Search code examples
pythonweb-scrapingbeautifulsoupdata-extraction

Comments are visible on the webpage, but the html object returned by BeautifulSoup did not contain the comment parts


I tried to extract the text content of comments from a web page using its URL link, and I used BeautifulSoup for scraping. The content of comments is visible on the page when I clicked the URL link, but the HTML object returned by BeautifulSoup did not contain these tags and texts.

I used BeautifulSoup with 'html.parser' to do the web scraping. I successfully extracted the number of likes/views/comments of the video in the given webpage, but the information of comment sections was not included in the HTML file.

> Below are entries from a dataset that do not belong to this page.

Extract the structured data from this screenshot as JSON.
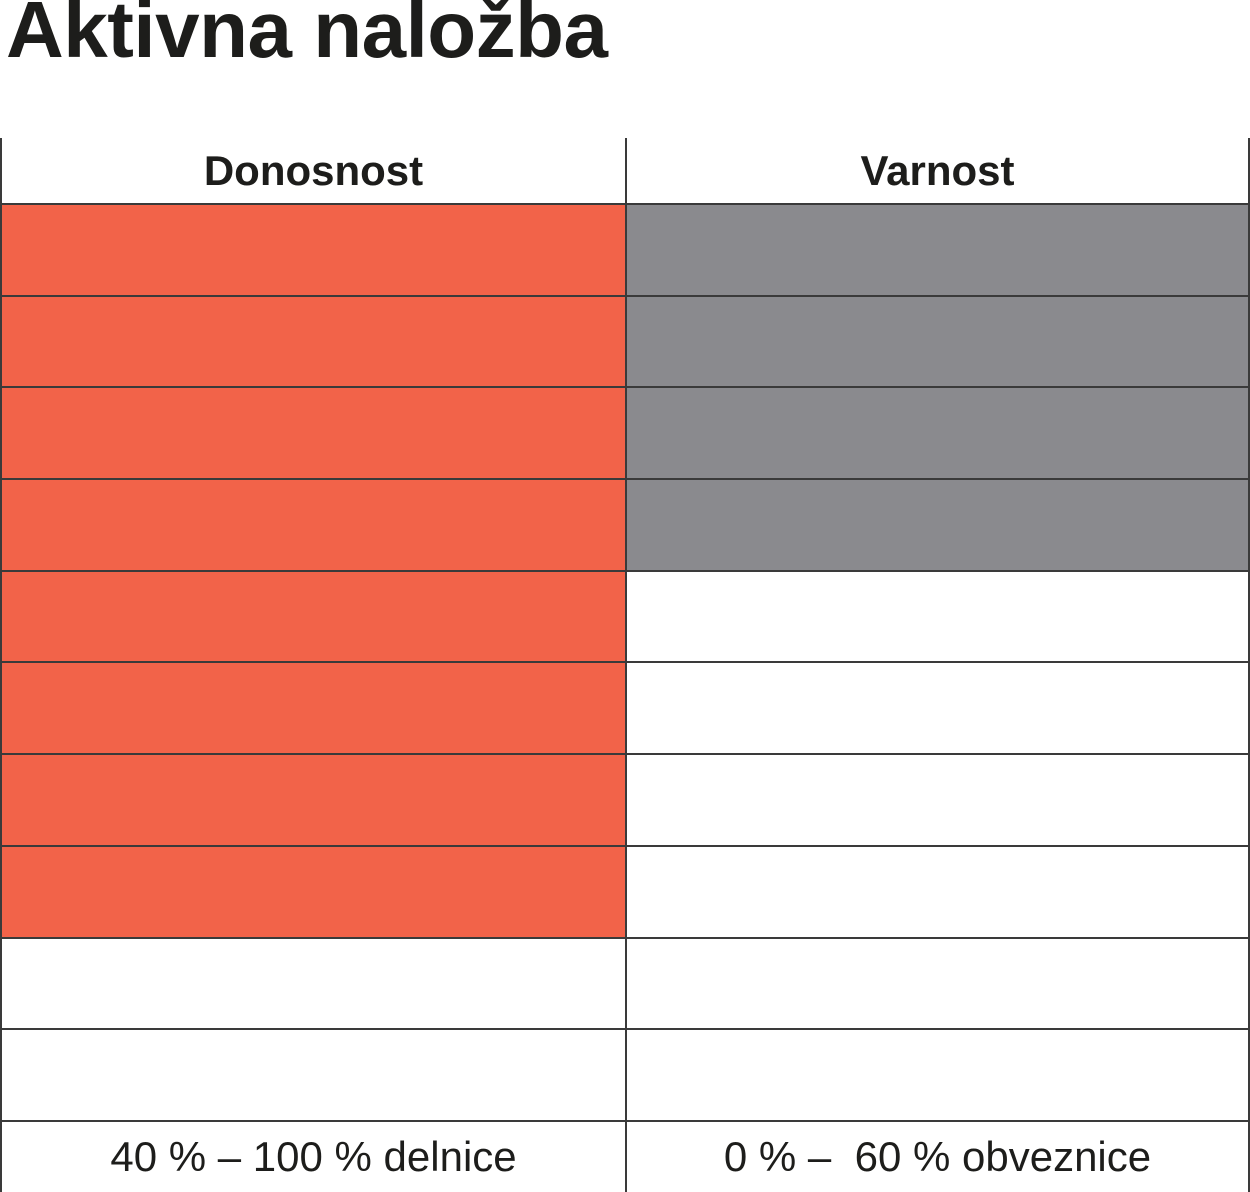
{
  "title": "Aktivna naložba",
  "chart_data": {
    "type": "table",
    "title": "Aktivna naložba",
    "description": "Rating grid: each column has 10 equal segments, filled from the top down to indicate the rating level.",
    "categories": [
      "Donosnost",
      "Varnost"
    ],
    "series": [
      {
        "name": "filled_segments_of_10",
        "values": [
          8,
          4
        ]
      }
    ],
    "segments_total": 10,
    "footnotes": [
      "40 % – 100 % delnice",
      "0 % –  60 % obveznice"
    ],
    "fill_colors": [
      "#f26349",
      "#8a8a8e"
    ],
    "grid": "on",
    "legend": "none"
  },
  "table": {
    "total_rows": 10,
    "columns": [
      {
        "id": "donosnost",
        "header": "Donosnost",
        "filled_rows": 8,
        "fill_color": "#f26349",
        "footer": "40 % – 100 % delnice"
      },
      {
        "id": "varnost",
        "header": "Varnost",
        "filled_rows": 4,
        "fill_color": "#8a8a8e",
        "footer": "0 % –  60 % obveznice"
      }
    ]
  },
  "colors": {
    "text": "#1d1d1b",
    "line": "#3a3a3a",
    "background": "#ffffff",
    "donosnost_fill": "#f26349",
    "varnost_fill": "#8a8a8e"
  }
}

The browser I used was Chrome, and the system is Ubuntu 18.04.1 LTS.

This is the codes I used (in python):

from urllib.request import urlopen
from bs4 import BeautifulSoup
import os

webpage_link = "https://www.airvuz.com/video/Majestic-Beast-Nanuk?id=59b2a56141ab4823e61ea901"

try:
    page = urlopen(webpage_link)
except urllib.error.HTTPError as err:  # webpage cannot be found
    print("ERROR! %s" %(webpage_link))

soup = BeautifulSoup(page, 'html.parser')

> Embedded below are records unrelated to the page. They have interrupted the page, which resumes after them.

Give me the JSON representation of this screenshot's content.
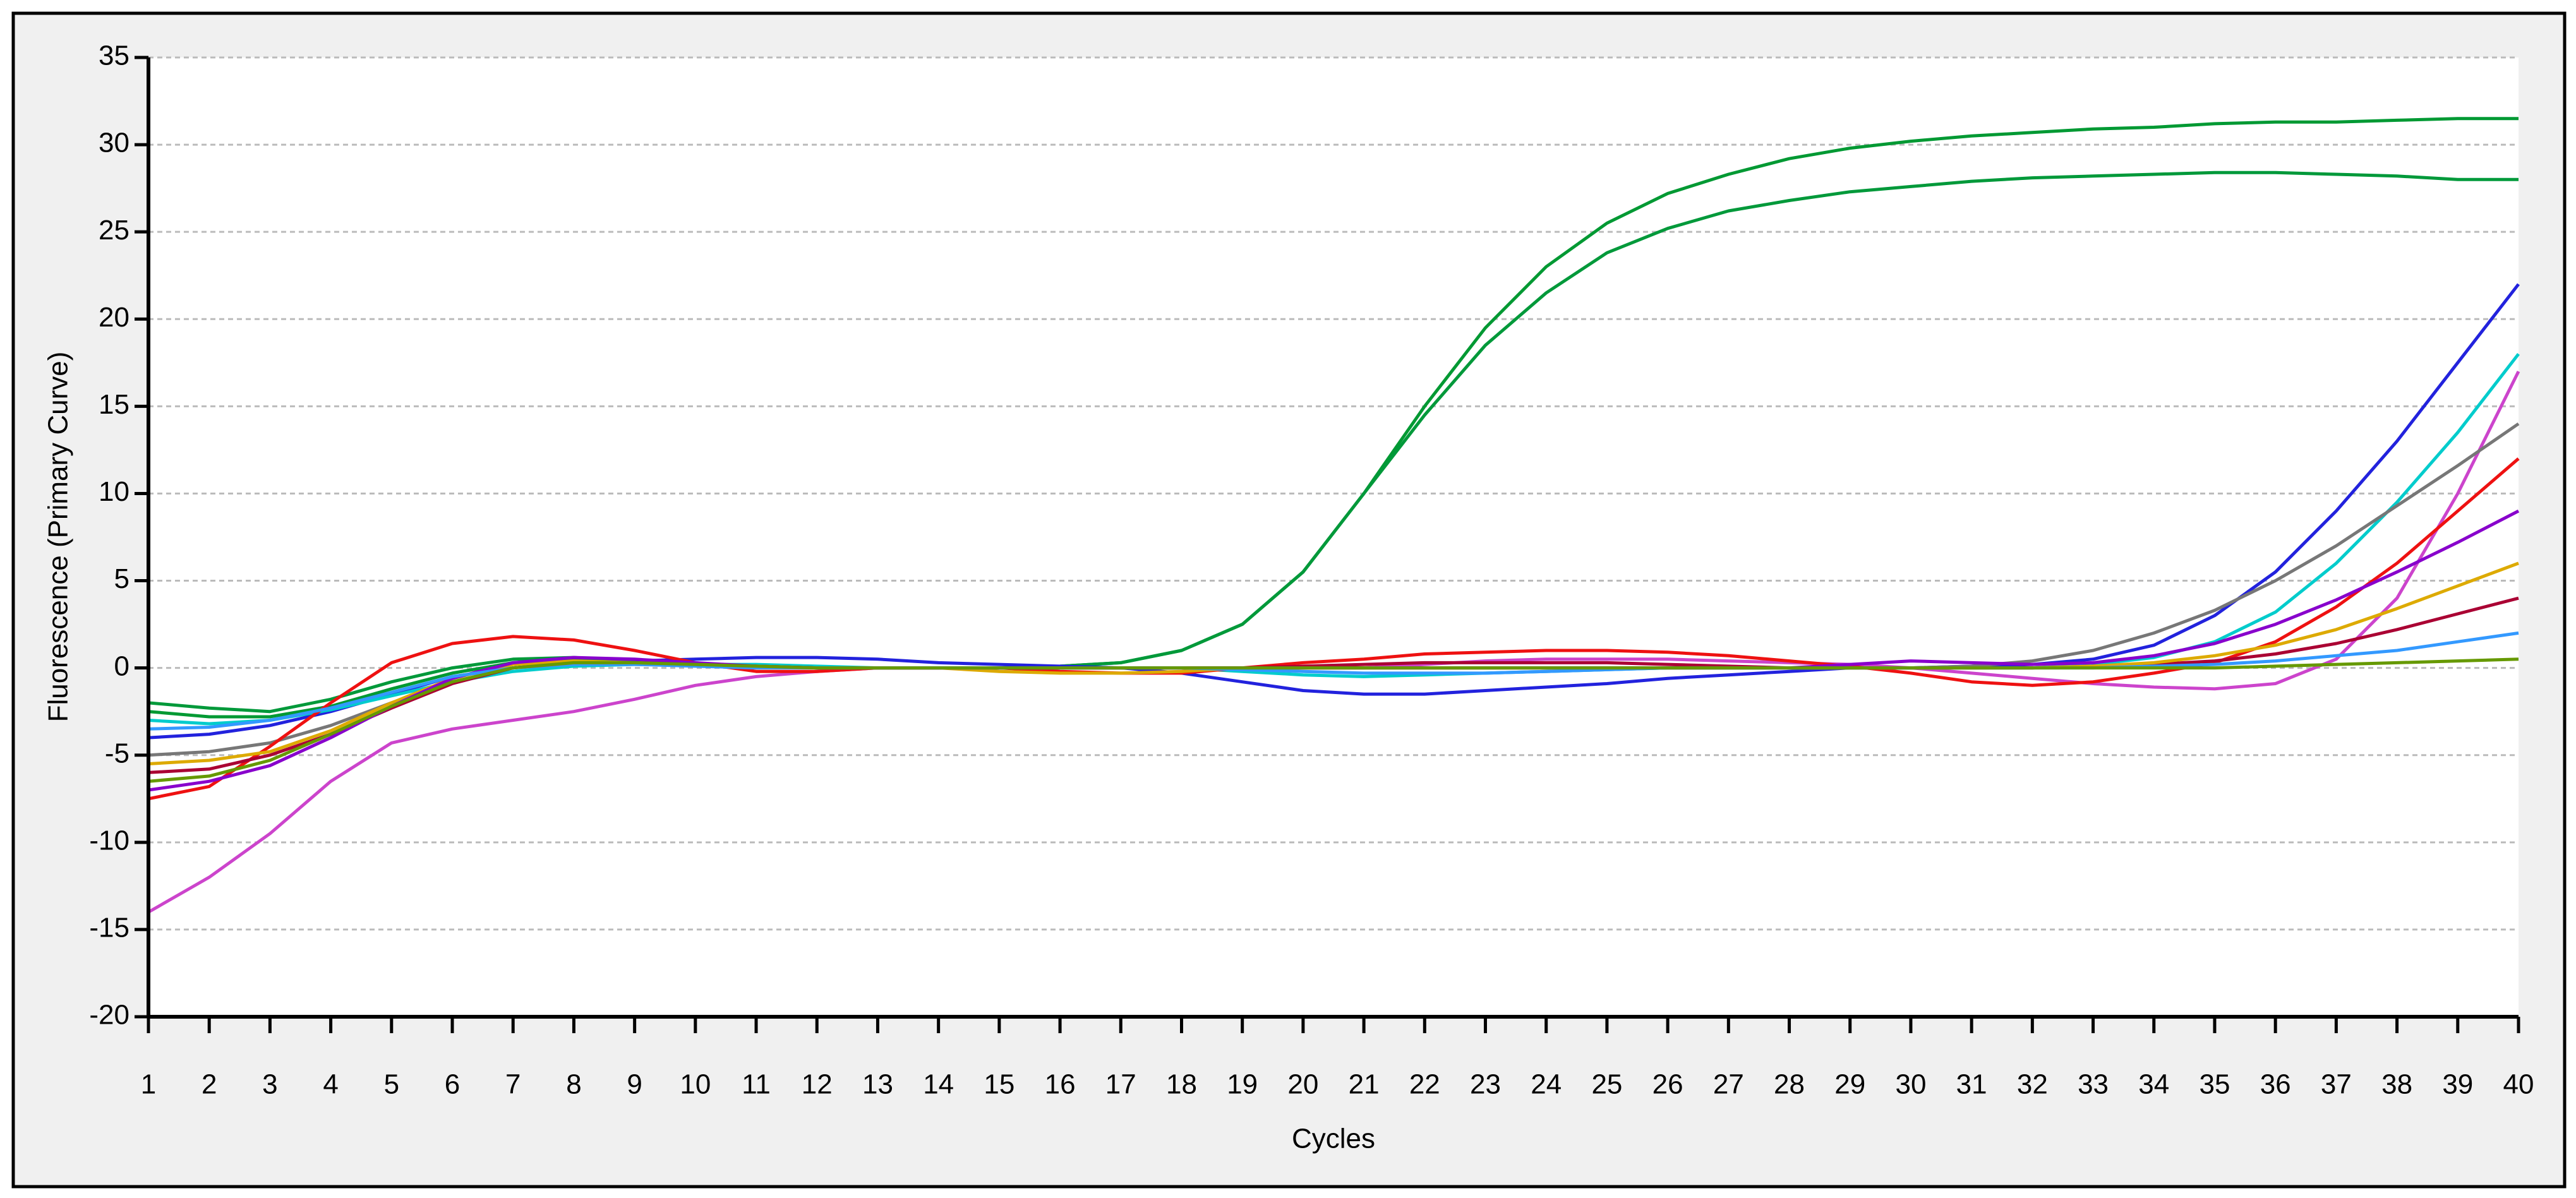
{
  "chart_data": {
    "type": "line",
    "x_label": "Cycles",
    "y_label": "Fluorescence (Primary Curve)",
    "x": [
      1,
      2,
      3,
      4,
      5,
      6,
      7,
      8,
      9,
      10,
      11,
      12,
      13,
      14,
      15,
      16,
      17,
      18,
      19,
      20,
      21,
      22,
      23,
      24,
      25,
      26,
      27,
      28,
      29,
      30,
      31,
      32,
      33,
      34,
      35,
      36,
      37,
      38,
      39,
      40
    ],
    "xlim": [
      1,
      40
    ],
    "xticks": [
      1,
      2,
      3,
      4,
      5,
      6,
      7,
      8,
      9,
      10,
      11,
      12,
      13,
      14,
      15,
      16,
      17,
      18,
      19,
      20,
      21,
      22,
      23,
      24,
      25,
      26,
      27,
      28,
      29,
      30,
      31,
      32,
      33,
      34,
      35,
      36,
      37,
      38,
      39,
      40
    ],
    "ylim": [
      -20,
      35
    ],
    "yticks": [
      -20,
      -15,
      -10,
      -5,
      0,
      5,
      10,
      15,
      20,
      25,
      30,
      35
    ],
    "grid": true,
    "series": [
      {
        "color": "#009933",
        "values": [
          -2.5,
          -2.8,
          -2.8,
          -2.2,
          -1.2,
          -0.3,
          0.3,
          0.5,
          0.4,
          0.2,
          0.1,
          0,
          0,
          0,
          0,
          0.1,
          0.3,
          1,
          2.5,
          5.5,
          10,
          15,
          19.5,
          23,
          25.5,
          27.2,
          28.3,
          29.2,
          29.8,
          30.2,
          30.5,
          30.7,
          30.9,
          31,
          31.2,
          31.3,
          31.3,
          31.4,
          31.5,
          31.5
        ]
      },
      {
        "color": "#00993a",
        "values": [
          -2,
          -2.3,
          -2.5,
          -1.8,
          -0.8,
          0,
          0.5,
          0.6,
          0.4,
          0.2,
          0.1,
          0,
          0,
          0,
          0,
          0.1,
          0.3,
          1,
          2.5,
          5.5,
          10,
          14.5,
          18.5,
          21.5,
          23.8,
          25.2,
          26.2,
          26.8,
          27.3,
          27.6,
          27.9,
          28.1,
          28.2,
          28.3,
          28.4,
          28.4,
          28.3,
          28.2,
          28,
          28
        ]
      },
      {
        "color": "#2222dd",
        "values": [
          -4,
          -3.8,
          -3.3,
          -2.5,
          -1.5,
          -0.5,
          0,
          0.3,
          0.4,
          0.5,
          0.6,
          0.6,
          0.5,
          0.3,
          0.2,
          0.1,
          0,
          -0.3,
          -0.8,
          -1.3,
          -1.5,
          -1.5,
          -1.3,
          -1.1,
          -0.9,
          -0.6,
          -0.4,
          -0.2,
          0,
          0,
          0.1,
          0.2,
          0.5,
          1.3,
          3,
          5.5,
          9,
          13,
          17.5,
          22
        ]
      },
      {
        "color": "#00cccc",
        "values": [
          -3,
          -3.2,
          -3,
          -2.4,
          -1.6,
          -0.8,
          -0.2,
          0.1,
          0.2,
          0.2,
          0.2,
          0.1,
          0,
          0,
          0,
          0,
          0,
          0,
          -0.2,
          -0.4,
          -0.5,
          -0.4,
          -0.3,
          -0.2,
          -0.1,
          0,
          0,
          0,
          0,
          0,
          0,
          0,
          0.2,
          0.6,
          1.5,
          3.2,
          6,
          9.5,
          13.5,
          18
        ]
      },
      {
        "color": "#cc44cc",
        "values": [
          -14,
          -12,
          -9.5,
          -6.5,
          -4.3,
          -3.5,
          -3,
          -2.5,
          -1.8,
          -1,
          -0.5,
          -0.2,
          0,
          0,
          0,
          0,
          0,
          0,
          0,
          0,
          0,
          0.2,
          0.4,
          0.5,
          0.5,
          0.5,
          0.4,
          0.3,
          0.2,
          0,
          -0.3,
          -0.6,
          -0.9,
          -1.1,
          -1.2,
          -0.9,
          0.5,
          4,
          10,
          17
        ]
      },
      {
        "color": "#777777",
        "values": [
          -5,
          -4.8,
          -4.3,
          -3.3,
          -2,
          -0.8,
          0,
          0.3,
          0.3,
          0.2,
          0.1,
          0,
          0,
          0,
          0,
          0,
          0,
          0,
          0,
          0,
          0,
          0,
          0,
          0,
          0,
          0,
          0,
          0,
          0,
          0,
          0.1,
          0.4,
          1,
          2,
          3.3,
          5,
          7,
          9.3,
          11.6,
          14
        ]
      },
      {
        "color": "#ee1111",
        "values": [
          -7.5,
          -6.8,
          -4.5,
          -2,
          0.3,
          1.4,
          1.8,
          1.6,
          1,
          0.3,
          -0.2,
          -0.2,
          0,
          0,
          0,
          -0.2,
          -0.3,
          -0.3,
          0,
          0.3,
          0.5,
          0.8,
          0.9,
          1,
          1,
          0.9,
          0.7,
          0.4,
          0.1,
          -0.3,
          -0.8,
          -1,
          -0.8,
          -0.3,
          0.3,
          1.5,
          3.5,
          6,
          9,
          12
        ]
      },
      {
        "color": "#aa0033",
        "values": [
          -6,
          -5.8,
          -5,
          -3.8,
          -2.3,
          -0.9,
          0,
          0.3,
          0.3,
          0.2,
          0.1,
          0,
          0,
          0,
          0,
          0,
          0,
          0,
          0,
          0.1,
          0.2,
          0.3,
          0.3,
          0.3,
          0.3,
          0.2,
          0.1,
          0,
          0,
          0,
          0,
          0,
          0.1,
          0.2,
          0.4,
          0.8,
          1.4,
          2.2,
          3.1,
          4
        ]
      },
      {
        "color": "#ddaa00",
        "values": [
          -5.5,
          -5.3,
          -4.8,
          -3.6,
          -2,
          -0.6,
          0.2,
          0.4,
          0.3,
          0.2,
          0,
          0,
          0,
          0,
          -0.2,
          -0.3,
          -0.3,
          -0.2,
          0,
          0,
          0,
          0,
          0,
          0,
          0,
          0,
          0,
          0,
          0,
          0,
          0,
          0,
          0.1,
          0.3,
          0.7,
          1.3,
          2.2,
          3.4,
          4.7,
          6
        ]
      },
      {
        "color": "#8800cc",
        "values": [
          -7,
          -6.5,
          -5.6,
          -4,
          -2.2,
          -0.6,
          0.3,
          0.6,
          0.5,
          0.3,
          0.1,
          0,
          0,
          0,
          0,
          0,
          0,
          0,
          0,
          0,
          0,
          0,
          0,
          0,
          0,
          0,
          0,
          0,
          0.2,
          0.4,
          0.3,
          0.2,
          0.3,
          0.7,
          1.4,
          2.5,
          3.9,
          5.5,
          7.2,
          9
        ]
      },
      {
        "color": "#3399ff",
        "values": [
          -3.5,
          -3.4,
          -3,
          -2.3,
          -1.4,
          -0.5,
          0,
          0.2,
          0.2,
          0.1,
          0,
          0,
          0,
          0,
          0,
          0,
          0,
          0,
          -0.1,
          -0.2,
          -0.3,
          -0.3,
          -0.3,
          -0.2,
          -0.1,
          0,
          0,
          0,
          0,
          0,
          0,
          0,
          0,
          0.1,
          0.2,
          0.4,
          0.7,
          1,
          1.5,
          2
        ]
      },
      {
        "color": "#669900",
        "values": [
          -6.5,
          -6.2,
          -5.3,
          -3.8,
          -2.2,
          -0.8,
          0,
          0.3,
          0.3,
          0.2,
          0.1,
          0,
          0,
          0,
          0,
          0,
          0,
          0,
          0,
          0,
          0,
          0,
          0,
          0,
          0,
          0,
          0,
          0,
          0,
          0,
          0,
          0,
          0,
          0,
          0,
          0.1,
          0.2,
          0.3,
          0.4,
          0.5
        ]
      }
    ]
  }
}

The expected result is the soup object contains all the content which is visible on the webpage especially the text content of comments (like "Not being there I enjoyed a lot seeing the life style of white bear. Thanks to the provider for such documentary." and "WOOOW... amazing..."); however, I could not find the corresponding nodes in the soup object. Any help would be appreciated!


Solution

  • The comments are generated by JavasSript via an ajax request. You can send the same request and get the comments from the json response. You can find the request using the network tab in the inspect tool.

    from urllib.request import urlopen
    from bs4 import BeautifulSoup, Comment
    import json
    webpage_link = "https://www.airvuz.com/api/comments/video/59b2a56141ab4823e61ea901?page=1&limit=20"
    page = urlopen(webpage_link).read()
    comments_json=data = json.loads(page)
    for comment_info in comments_json['data']:
        print(comment_info['comment'].strip()) 
    

    Output

    Not being there I enjoyed a lot seeing the life style of white bear. Thanks to the provider for  such documentary.
    WOOOW... amazing...
    I've been photographing polar bears for years, but to see this footage from a drones perspective was epic! Well done and congratz on the Nominee! Well deserved.
    You are da man Florian!
    Absolutely outstanding!
    This is incredible
    jaw dropping
    This is wow amazing, love it.
    So cool! Did the bears react to the drone at all?
    Congratulations! It's awesome! I am watching in tears....
    Awesome!
    perfect video awesome
    It is very, very beautiful !!! Sincere congratulations
    Made my day, exquisite, thank you
    Wow
    Super!
    Marvelous!
    Man this is incredible!
    Material is good, but  edi is bad. This history about  beer's family...
    Muy bueno!